Le Comité Consultatif National d'Éthique, sollicité par le ministre des Solidarités et de la santé, vient de rendre son avis sur la politique vaccinale contre la Covid-19.
Quels sont les enjeux éthiques de la vaccination ?
La mobilisation croisée de la recherche académique et industrielle a permis que, quelques mois après le début de la pandémie, des approches vaccinales voient le jour. La vitesse technologique exceptionnelle n'efface pas totalement l'incertitude qui subsiste quant à la sécurité et à l'efficacité des vaccins et contribue en partie à nourrir le doute au sein d'une partie de la population.
Par ailleurs, la campagne vaccinale imminente se présente avec une disponibilité limitée des vaccins pour les premiers mois. Ce contexte fait émerger l'urgence de définir un cadre éthique capable de sous-tendre la politique en matière de vaccination. Celle-ci illustre, plus que d'autres champs de la médecine, un conflit éthique entre les intérêts de la société et les intérêts individuels. Car si le vaccin protège la personne, il peut protéger aussi les autres, mettant en évidence le caractère altruiste et l'utilité sociale de la vaccination.
Des principes d'éthique et de respect des droits fondamentaux
La réflexion éthique, rappelle le CCNE, « doit respecter les principes qui fondent l'éthique médicale et les droits fondamentaux de toute personne, notamment l'égalité, l'équité, le respect des principes d'autonomie et de consentement, de bienveillance et de non-nuisance, le rapport entre bénéfice collectif et risque individuel, de justice pour déterminer les conditions d'accès ».
Ces principes doivent s'appliquer en dépit du caractère exceptionnel de la pandémie, « car il faut absolument écarter l'idée qu'une « éthique d'exception » pourrait guider la réflexion ». Cette Opinion du CCNE constitue une première réflexion sur les enjeux éthiques posés à très brève échéance par l'allocation des premiers vaccins aux personnes vulnérables dont les personnes âgées vivant dans les EHPAD.
L'enjeu dans les prochains mois est de sauver des vies, il ne concerne pas dans cette période l'ensemble de la population.

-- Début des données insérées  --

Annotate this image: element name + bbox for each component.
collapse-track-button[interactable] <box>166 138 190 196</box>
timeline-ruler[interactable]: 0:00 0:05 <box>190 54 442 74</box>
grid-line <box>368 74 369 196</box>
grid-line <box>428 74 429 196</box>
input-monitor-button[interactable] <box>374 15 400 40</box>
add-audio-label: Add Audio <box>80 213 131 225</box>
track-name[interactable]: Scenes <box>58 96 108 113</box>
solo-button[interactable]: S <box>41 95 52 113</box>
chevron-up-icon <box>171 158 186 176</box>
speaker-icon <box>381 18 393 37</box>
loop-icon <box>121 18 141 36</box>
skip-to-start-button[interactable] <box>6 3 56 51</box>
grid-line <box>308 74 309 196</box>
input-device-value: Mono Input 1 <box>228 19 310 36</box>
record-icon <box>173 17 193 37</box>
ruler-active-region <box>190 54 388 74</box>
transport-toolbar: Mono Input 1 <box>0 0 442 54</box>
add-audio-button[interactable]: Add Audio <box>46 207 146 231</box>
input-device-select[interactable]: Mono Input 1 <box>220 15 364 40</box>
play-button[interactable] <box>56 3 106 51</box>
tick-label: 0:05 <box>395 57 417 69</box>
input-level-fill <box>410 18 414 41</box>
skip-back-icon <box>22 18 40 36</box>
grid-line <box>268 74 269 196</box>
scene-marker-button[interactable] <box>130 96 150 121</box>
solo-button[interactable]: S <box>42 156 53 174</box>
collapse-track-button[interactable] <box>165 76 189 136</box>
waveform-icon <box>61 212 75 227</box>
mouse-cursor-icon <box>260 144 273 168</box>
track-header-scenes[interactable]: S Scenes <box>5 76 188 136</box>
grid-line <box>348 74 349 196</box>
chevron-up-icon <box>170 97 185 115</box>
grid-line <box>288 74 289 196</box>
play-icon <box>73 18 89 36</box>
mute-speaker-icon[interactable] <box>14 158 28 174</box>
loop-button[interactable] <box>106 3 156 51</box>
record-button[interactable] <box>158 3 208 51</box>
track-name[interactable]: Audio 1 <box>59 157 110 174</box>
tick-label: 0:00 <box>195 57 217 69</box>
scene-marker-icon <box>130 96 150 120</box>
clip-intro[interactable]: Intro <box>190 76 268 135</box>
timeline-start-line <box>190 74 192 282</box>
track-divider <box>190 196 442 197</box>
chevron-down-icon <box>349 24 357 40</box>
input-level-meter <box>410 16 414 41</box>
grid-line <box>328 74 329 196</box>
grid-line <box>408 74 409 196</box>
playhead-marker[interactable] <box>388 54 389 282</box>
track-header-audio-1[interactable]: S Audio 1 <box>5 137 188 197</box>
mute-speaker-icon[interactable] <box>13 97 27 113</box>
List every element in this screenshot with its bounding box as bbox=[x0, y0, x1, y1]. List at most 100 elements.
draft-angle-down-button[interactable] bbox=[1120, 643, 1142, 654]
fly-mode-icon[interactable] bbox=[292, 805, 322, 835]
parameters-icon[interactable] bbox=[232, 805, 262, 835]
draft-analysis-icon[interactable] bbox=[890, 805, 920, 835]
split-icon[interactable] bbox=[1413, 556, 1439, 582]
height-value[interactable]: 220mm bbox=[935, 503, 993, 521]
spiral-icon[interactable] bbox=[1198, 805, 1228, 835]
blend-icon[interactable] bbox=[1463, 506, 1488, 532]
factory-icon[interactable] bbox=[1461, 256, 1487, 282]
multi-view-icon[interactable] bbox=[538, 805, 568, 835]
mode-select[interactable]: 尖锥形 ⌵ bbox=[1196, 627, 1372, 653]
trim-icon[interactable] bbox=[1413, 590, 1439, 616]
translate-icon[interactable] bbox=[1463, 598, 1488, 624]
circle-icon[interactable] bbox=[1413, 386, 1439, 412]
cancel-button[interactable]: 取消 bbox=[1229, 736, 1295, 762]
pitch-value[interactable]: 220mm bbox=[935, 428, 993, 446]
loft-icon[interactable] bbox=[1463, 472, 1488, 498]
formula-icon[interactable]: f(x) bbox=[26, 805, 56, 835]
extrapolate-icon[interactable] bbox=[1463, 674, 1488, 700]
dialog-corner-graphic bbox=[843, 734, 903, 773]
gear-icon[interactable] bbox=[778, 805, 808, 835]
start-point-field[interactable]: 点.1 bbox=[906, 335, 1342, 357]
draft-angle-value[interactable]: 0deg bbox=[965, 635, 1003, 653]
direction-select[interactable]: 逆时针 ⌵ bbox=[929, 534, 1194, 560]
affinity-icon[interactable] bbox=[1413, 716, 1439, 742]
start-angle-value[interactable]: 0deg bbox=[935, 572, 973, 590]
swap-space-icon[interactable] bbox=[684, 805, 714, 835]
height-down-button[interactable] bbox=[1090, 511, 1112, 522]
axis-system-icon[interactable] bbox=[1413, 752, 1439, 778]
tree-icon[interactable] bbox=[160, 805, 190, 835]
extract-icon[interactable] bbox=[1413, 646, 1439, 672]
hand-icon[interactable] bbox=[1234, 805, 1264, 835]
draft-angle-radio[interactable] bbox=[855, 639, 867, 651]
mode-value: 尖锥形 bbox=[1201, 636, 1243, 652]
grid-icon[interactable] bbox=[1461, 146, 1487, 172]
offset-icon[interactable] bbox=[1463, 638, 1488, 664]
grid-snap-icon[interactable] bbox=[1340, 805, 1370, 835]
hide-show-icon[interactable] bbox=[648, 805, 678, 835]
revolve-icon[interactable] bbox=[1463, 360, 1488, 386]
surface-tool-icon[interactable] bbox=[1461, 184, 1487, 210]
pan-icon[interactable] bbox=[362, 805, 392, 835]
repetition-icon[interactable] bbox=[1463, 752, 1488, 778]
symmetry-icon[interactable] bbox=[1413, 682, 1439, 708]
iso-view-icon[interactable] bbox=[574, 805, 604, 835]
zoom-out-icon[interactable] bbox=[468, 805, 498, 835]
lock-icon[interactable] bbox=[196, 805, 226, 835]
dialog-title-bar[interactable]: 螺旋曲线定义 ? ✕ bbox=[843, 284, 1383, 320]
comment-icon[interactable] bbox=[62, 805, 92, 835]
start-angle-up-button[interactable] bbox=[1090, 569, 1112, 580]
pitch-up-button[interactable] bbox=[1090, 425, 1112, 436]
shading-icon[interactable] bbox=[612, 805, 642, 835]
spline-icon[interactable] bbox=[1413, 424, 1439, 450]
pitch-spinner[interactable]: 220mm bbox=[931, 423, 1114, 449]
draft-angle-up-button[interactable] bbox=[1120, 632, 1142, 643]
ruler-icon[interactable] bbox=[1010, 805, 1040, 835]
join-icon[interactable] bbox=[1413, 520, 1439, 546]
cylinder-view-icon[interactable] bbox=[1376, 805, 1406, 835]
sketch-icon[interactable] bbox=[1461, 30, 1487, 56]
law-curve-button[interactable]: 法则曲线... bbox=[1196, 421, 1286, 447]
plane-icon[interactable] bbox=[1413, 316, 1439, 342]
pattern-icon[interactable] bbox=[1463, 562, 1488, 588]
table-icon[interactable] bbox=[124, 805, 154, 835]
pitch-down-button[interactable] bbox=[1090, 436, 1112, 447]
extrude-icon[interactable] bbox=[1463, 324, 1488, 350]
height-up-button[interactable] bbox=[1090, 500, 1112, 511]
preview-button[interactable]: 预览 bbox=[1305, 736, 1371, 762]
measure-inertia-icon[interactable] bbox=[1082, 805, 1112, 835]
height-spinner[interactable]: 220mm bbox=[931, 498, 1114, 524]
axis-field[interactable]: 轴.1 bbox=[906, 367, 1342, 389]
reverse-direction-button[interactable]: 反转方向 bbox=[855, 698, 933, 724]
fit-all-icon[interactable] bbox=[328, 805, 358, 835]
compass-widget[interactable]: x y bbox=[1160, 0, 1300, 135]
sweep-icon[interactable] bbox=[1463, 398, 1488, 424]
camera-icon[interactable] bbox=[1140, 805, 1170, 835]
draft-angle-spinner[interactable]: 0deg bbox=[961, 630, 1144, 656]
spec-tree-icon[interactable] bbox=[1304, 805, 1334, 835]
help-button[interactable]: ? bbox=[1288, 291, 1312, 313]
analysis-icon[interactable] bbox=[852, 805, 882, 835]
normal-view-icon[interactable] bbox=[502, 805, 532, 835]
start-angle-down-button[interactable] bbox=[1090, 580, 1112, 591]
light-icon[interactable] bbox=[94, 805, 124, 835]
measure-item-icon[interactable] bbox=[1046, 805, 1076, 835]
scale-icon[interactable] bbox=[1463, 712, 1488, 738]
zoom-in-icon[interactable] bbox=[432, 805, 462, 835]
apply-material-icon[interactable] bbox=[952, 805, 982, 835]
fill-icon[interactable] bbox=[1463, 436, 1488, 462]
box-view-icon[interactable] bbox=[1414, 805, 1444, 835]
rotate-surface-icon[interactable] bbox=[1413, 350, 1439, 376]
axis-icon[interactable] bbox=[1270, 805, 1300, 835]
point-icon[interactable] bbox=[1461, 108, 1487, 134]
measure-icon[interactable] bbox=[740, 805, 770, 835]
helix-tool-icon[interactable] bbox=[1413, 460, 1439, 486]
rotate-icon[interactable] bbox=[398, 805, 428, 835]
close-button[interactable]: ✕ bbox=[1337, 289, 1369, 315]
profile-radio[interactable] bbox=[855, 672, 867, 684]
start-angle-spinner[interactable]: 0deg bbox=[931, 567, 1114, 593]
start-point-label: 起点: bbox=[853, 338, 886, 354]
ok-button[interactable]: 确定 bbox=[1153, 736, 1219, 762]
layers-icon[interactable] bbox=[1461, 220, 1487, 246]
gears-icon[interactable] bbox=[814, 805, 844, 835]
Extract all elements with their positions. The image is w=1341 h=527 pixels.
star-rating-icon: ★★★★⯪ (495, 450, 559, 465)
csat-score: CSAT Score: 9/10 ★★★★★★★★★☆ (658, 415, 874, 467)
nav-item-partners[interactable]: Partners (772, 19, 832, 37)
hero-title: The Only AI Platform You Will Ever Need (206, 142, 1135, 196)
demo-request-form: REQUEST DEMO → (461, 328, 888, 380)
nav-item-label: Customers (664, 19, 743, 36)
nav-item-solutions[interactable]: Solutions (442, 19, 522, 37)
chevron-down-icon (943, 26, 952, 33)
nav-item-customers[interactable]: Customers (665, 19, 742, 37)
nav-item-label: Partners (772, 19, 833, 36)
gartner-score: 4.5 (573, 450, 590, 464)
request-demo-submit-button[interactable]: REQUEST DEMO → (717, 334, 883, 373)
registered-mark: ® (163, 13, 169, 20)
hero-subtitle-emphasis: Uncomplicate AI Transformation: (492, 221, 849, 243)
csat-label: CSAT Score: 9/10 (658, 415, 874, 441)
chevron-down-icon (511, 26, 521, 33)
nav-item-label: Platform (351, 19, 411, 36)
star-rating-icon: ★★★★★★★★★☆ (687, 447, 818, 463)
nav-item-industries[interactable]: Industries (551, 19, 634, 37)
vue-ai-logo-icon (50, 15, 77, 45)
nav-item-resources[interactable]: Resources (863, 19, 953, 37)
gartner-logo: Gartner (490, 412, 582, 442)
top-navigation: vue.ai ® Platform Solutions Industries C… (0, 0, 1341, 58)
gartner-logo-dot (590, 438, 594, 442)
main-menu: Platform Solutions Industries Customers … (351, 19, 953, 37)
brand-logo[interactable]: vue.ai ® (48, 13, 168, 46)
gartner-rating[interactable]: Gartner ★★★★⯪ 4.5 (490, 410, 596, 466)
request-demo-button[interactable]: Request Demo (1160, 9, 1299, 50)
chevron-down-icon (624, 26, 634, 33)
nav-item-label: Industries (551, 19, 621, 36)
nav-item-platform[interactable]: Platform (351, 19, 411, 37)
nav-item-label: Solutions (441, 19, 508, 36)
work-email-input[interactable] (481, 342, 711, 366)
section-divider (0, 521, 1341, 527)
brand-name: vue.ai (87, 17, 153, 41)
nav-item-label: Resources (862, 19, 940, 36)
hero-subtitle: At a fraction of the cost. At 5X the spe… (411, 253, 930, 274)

Dans son Opinion, susceptible d'évoluer dans les prochains mois, le CCNE suggère le respect de quelques règles pour la mise en place d'un cadre éthique dans une situation qui nous confronte à la difficulté de faire des choix collectifs et individuels, alors que sont inconnus certains paramètres importants pour la décision :
- délivrer une information transparente et compréhensible sur le développement et l'évaluation des vaccins dans un contexte d'urgence, ainsi que sur les processus délibératifs ayant conduit à leur allocation ;
- faire preuve de vigilance dans le processus de recueil du consentement à la vaccination des personnes vulnérables. Le temps imparti à la délivrance de l'information et à son appropriation par la personne doit être respecté, quel que soit le contexte d'urgence. L'effectivité de ce processus doit pouvoir être tracé;
- inciter les établissements accueillant les personnes vulnérables éligibles à la vaccination à appuyer leur démarche sur la réflexion éthique. Celle-ci pourrait être animée au plus proche du terrain par les Espaces régionaux de réflexion éthique (ERER) afin de soutenir les acteurs dans la mise en oeuvre de la politique vaccinale ;
- prendre en compte la diversité des points de vue sur la vaccination, en favorisant une délibération collective sur la valeur du geste vaccinal ;
- réexaminer constamment les choix au vu des nouvelles connaissances et expériences afin de vérifier que les décisions prises respectent toujours les principes éthiques;
- veiller au respect des règles de protection des données, de la vie privée et du secret médical dans la collecte et l'utilisation des données, celles-ci étant indispensables à la traçabilité des événements associés à la vaccination, à des fins de pharmacovigilance, de recherche épidémiologique ou en santé publique.
Enfin, le CCNE rappelle l'exigence morale de solidarité internationale que revêt la mise sur le marché des vaccins contre la Covid, qui sont un « bien commun mondial »: Il est urgent et indispensable de faciliter l'accès à la vaccination pour les pays à ressources limitées, et de réduire la crise économique imputable à la pandémie. Celle-ci touche l'ensemble des pays, la réponse doit être globale.